Daneshmand noted that with Cxbladder Monitor, he felt confident in the test's negative predictive value. It allows him to tell patients with negative results that there is 98 percent chance that they don't have a tumor and can come back for monitoring in a few months instead of going on the operating table for a cystoscopy.
Similar studies published in BMC Medical Research Methodology and BMC Urology have validated the clinical utility of Pacific Edge's other Cxbladder tests, and the high negative predictive value are the tests' most valuable aspect.
"To me as a clinician, [the negative predictive value] is more reassuring, so to speak," said Scott Owens, a urologist at Urology of Central Pennsylvania who also was not involved in the recent study but has used Cxbladder tests. "You can order [Cxbladder Detect] and you can tell [patients] there is a 96 percent chance that [they] don't have cancer, and we don't have to do any further testing."

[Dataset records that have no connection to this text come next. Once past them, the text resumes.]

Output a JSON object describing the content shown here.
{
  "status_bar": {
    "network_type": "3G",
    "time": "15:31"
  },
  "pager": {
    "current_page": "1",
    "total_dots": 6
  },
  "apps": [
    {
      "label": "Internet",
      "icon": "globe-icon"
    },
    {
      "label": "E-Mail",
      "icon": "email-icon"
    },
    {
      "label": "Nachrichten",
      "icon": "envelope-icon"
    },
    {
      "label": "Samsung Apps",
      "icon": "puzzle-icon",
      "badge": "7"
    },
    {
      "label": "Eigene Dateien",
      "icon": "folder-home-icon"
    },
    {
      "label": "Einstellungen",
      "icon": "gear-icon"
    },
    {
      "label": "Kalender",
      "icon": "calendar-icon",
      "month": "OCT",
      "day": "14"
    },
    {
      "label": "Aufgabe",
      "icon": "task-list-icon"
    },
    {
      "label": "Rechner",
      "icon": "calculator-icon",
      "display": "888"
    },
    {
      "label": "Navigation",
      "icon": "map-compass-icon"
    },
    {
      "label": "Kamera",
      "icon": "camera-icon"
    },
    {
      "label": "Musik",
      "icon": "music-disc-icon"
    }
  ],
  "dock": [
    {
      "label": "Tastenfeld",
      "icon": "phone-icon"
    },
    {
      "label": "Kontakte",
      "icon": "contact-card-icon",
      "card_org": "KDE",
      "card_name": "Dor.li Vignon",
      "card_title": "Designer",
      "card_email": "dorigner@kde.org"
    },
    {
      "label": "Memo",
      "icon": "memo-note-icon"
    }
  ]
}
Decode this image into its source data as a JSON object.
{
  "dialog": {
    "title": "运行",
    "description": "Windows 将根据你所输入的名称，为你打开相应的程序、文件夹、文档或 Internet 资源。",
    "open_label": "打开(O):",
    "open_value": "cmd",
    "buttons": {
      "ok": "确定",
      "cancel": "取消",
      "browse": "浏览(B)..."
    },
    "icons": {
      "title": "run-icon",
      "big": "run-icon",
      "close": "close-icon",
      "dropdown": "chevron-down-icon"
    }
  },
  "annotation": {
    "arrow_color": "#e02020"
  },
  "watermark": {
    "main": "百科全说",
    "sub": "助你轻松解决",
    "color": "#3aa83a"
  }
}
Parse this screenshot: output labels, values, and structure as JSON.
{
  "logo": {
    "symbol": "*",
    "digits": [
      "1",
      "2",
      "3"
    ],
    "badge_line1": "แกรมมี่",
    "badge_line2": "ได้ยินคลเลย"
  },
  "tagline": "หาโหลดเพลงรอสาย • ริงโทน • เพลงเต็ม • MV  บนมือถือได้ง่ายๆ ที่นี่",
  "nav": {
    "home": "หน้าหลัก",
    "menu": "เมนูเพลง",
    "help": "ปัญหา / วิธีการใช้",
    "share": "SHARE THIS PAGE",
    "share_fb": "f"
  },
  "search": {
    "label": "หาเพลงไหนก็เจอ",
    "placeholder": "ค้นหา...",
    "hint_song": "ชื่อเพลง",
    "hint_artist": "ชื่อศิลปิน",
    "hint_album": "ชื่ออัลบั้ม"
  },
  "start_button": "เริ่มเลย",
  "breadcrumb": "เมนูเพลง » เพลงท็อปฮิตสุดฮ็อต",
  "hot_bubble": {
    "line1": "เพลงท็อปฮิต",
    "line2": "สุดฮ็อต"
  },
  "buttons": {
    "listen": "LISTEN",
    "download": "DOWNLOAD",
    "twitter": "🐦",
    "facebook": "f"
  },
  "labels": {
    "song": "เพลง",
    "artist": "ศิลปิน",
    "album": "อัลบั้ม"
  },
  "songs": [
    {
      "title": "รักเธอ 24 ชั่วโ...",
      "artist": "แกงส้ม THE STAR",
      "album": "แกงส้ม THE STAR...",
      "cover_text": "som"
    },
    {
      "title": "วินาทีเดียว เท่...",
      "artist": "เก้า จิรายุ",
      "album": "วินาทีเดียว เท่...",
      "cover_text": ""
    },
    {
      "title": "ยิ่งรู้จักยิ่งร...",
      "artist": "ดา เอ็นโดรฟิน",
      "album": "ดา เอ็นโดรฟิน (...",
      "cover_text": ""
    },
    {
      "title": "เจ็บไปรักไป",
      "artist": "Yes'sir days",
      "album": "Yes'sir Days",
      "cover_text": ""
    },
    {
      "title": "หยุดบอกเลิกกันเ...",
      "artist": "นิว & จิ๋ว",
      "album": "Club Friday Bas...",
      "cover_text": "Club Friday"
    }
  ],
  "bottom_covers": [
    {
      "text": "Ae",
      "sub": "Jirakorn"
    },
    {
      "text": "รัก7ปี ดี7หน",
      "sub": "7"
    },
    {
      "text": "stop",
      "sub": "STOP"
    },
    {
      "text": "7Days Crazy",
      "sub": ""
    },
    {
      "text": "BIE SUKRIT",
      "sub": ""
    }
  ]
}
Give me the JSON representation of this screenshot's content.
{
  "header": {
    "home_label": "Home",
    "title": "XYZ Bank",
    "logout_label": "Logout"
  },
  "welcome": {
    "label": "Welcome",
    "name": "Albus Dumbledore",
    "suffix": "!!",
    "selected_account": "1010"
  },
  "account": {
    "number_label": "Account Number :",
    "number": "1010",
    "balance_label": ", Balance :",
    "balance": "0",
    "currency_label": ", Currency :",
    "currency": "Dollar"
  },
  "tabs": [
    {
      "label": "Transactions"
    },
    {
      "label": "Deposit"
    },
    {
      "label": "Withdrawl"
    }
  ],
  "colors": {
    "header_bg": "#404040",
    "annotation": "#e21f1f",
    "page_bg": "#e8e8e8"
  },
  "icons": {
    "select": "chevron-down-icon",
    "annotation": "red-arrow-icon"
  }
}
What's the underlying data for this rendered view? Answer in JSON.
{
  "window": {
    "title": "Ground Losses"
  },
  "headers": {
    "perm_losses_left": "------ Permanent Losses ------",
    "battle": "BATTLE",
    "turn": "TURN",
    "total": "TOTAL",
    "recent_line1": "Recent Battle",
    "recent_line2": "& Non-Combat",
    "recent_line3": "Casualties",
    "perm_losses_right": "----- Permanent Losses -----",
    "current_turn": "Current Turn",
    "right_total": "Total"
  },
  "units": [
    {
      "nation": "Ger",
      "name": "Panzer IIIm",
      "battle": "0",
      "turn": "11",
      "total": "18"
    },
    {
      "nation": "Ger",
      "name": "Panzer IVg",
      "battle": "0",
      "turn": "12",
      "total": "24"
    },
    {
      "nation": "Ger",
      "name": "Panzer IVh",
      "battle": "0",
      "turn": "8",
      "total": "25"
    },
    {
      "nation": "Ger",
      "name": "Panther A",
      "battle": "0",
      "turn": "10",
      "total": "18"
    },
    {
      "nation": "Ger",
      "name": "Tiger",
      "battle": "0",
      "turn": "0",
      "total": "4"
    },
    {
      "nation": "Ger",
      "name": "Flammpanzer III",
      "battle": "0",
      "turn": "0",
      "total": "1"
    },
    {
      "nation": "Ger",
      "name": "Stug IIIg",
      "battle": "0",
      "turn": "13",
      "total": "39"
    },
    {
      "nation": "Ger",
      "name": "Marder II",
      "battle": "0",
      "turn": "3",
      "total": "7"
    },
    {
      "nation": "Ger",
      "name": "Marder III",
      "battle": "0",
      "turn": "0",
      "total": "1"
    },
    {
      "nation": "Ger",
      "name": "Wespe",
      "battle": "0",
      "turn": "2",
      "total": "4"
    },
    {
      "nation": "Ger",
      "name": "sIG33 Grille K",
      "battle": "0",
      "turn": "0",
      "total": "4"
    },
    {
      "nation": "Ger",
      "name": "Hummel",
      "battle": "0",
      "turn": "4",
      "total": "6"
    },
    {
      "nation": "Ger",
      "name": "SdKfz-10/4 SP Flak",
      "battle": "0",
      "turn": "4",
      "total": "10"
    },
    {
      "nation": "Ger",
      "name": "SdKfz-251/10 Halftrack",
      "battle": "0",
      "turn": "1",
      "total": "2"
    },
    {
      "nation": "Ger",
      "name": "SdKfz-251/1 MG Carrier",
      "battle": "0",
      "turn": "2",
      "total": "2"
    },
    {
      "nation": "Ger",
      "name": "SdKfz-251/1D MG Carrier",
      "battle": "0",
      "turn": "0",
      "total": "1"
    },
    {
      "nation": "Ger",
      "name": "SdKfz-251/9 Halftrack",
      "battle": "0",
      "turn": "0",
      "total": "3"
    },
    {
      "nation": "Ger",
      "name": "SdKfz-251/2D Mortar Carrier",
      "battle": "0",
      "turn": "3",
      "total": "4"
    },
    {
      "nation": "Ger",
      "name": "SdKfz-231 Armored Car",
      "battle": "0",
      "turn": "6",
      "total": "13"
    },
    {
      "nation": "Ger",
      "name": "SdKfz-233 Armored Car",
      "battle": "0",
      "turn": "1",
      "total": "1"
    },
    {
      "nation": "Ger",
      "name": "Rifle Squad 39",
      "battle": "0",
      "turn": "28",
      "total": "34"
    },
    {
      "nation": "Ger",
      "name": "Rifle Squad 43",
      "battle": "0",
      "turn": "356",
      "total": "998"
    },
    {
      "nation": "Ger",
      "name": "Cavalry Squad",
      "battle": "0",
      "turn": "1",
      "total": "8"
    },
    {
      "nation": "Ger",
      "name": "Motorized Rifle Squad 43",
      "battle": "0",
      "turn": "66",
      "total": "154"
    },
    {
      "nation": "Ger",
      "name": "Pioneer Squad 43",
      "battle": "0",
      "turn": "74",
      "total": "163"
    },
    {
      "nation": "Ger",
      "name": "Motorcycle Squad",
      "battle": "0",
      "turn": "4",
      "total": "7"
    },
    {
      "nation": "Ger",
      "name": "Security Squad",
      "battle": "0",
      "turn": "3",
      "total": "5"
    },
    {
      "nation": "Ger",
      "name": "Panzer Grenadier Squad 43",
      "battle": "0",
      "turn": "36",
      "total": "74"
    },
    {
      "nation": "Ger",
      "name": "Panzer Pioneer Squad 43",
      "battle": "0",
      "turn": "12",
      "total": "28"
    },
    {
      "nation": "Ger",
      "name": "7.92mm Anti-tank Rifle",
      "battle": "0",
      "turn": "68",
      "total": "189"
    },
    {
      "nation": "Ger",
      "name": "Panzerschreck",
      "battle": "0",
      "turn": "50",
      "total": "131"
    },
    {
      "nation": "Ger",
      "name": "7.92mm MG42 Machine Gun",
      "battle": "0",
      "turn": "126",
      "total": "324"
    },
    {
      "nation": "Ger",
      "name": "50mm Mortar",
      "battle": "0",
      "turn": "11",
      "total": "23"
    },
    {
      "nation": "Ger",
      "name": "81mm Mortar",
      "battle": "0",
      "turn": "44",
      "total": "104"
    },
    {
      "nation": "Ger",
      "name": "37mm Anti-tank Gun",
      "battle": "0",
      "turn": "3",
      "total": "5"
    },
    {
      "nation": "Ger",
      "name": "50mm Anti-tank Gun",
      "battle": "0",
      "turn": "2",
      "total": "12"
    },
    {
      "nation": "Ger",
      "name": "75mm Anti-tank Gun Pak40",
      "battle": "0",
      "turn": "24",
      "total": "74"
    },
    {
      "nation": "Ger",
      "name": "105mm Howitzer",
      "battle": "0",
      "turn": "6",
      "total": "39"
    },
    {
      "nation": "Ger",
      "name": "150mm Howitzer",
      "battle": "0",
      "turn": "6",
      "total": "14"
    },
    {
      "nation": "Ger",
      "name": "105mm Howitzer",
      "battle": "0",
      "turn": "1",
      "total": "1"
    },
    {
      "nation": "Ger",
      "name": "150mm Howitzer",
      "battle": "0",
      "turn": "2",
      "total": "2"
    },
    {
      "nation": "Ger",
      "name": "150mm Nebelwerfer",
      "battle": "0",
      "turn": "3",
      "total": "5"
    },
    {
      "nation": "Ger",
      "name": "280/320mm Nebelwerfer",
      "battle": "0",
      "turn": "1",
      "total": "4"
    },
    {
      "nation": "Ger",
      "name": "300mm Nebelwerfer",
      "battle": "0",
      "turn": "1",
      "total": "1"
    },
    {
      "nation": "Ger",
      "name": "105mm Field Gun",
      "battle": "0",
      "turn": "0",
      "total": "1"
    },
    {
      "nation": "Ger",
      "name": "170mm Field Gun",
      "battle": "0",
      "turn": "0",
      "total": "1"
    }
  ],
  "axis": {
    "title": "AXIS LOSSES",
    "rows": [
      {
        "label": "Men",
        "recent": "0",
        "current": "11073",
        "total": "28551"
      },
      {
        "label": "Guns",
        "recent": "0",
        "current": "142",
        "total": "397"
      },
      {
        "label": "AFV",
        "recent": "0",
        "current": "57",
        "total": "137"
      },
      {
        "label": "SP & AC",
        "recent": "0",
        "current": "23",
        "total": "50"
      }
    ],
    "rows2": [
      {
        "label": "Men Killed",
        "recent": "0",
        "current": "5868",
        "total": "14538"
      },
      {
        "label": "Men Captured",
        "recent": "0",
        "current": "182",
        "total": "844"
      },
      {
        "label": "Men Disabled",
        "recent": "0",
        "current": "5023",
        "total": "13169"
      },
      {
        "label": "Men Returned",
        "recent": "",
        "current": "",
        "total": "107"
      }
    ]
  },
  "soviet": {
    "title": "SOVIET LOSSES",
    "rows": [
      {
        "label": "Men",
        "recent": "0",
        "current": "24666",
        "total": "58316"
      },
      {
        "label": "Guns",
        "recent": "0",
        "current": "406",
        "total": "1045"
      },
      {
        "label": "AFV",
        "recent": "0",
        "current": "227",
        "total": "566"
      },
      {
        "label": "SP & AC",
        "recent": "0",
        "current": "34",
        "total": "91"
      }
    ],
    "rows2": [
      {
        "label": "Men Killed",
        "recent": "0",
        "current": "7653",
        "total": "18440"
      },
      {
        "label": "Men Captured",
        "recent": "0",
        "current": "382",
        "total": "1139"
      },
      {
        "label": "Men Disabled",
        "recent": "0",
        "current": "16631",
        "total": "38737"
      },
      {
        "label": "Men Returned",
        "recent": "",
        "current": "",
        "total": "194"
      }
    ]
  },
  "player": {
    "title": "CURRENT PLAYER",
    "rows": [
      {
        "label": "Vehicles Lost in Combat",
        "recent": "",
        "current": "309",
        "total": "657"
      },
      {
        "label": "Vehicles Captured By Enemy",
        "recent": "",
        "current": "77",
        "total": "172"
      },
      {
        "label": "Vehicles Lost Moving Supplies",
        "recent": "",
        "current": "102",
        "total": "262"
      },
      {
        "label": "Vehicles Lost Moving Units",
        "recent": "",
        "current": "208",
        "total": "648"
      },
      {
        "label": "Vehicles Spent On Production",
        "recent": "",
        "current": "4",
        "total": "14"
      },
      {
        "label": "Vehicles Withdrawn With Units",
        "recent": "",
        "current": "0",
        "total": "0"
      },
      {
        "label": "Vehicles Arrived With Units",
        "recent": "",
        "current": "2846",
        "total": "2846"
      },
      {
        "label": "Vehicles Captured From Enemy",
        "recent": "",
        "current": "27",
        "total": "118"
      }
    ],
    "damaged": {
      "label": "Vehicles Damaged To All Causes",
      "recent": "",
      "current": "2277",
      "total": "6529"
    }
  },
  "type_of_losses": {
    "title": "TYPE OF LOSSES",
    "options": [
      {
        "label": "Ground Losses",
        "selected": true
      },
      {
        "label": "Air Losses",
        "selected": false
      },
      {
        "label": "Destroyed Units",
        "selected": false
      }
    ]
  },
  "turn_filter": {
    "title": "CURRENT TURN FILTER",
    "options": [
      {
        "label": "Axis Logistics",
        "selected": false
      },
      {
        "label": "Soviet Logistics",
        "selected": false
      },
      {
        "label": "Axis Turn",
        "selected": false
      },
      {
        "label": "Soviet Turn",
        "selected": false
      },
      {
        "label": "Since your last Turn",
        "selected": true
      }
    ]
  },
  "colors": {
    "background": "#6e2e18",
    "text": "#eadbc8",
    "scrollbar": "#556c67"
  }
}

Owens also mentioned that Cxbladder Triage is useful for ruling out cancer in high-risk groups, i.e. patients over 50 with persistent blood in the urine for several years. "It's another way for us to manage patients, and I think what you are going to get is better compliance," he said of Triage. "Compliance is a huge issue for some patients now."
Darling said that the urology community has had a very positive response to Pacific Edge's products. "In New Zealand, we have already had our technology adopted into the standard of care, and [by] two large public healthcare providers," he said. He also noted that the company signed a federal supply contract with the US Veterans Administration late last year. Darling declined to release information about the tests' pricing at this time.
While the company's main focus is on the continued success of its Cxbladder products, it is also looking into developing products for melanoma and colorectal cancer.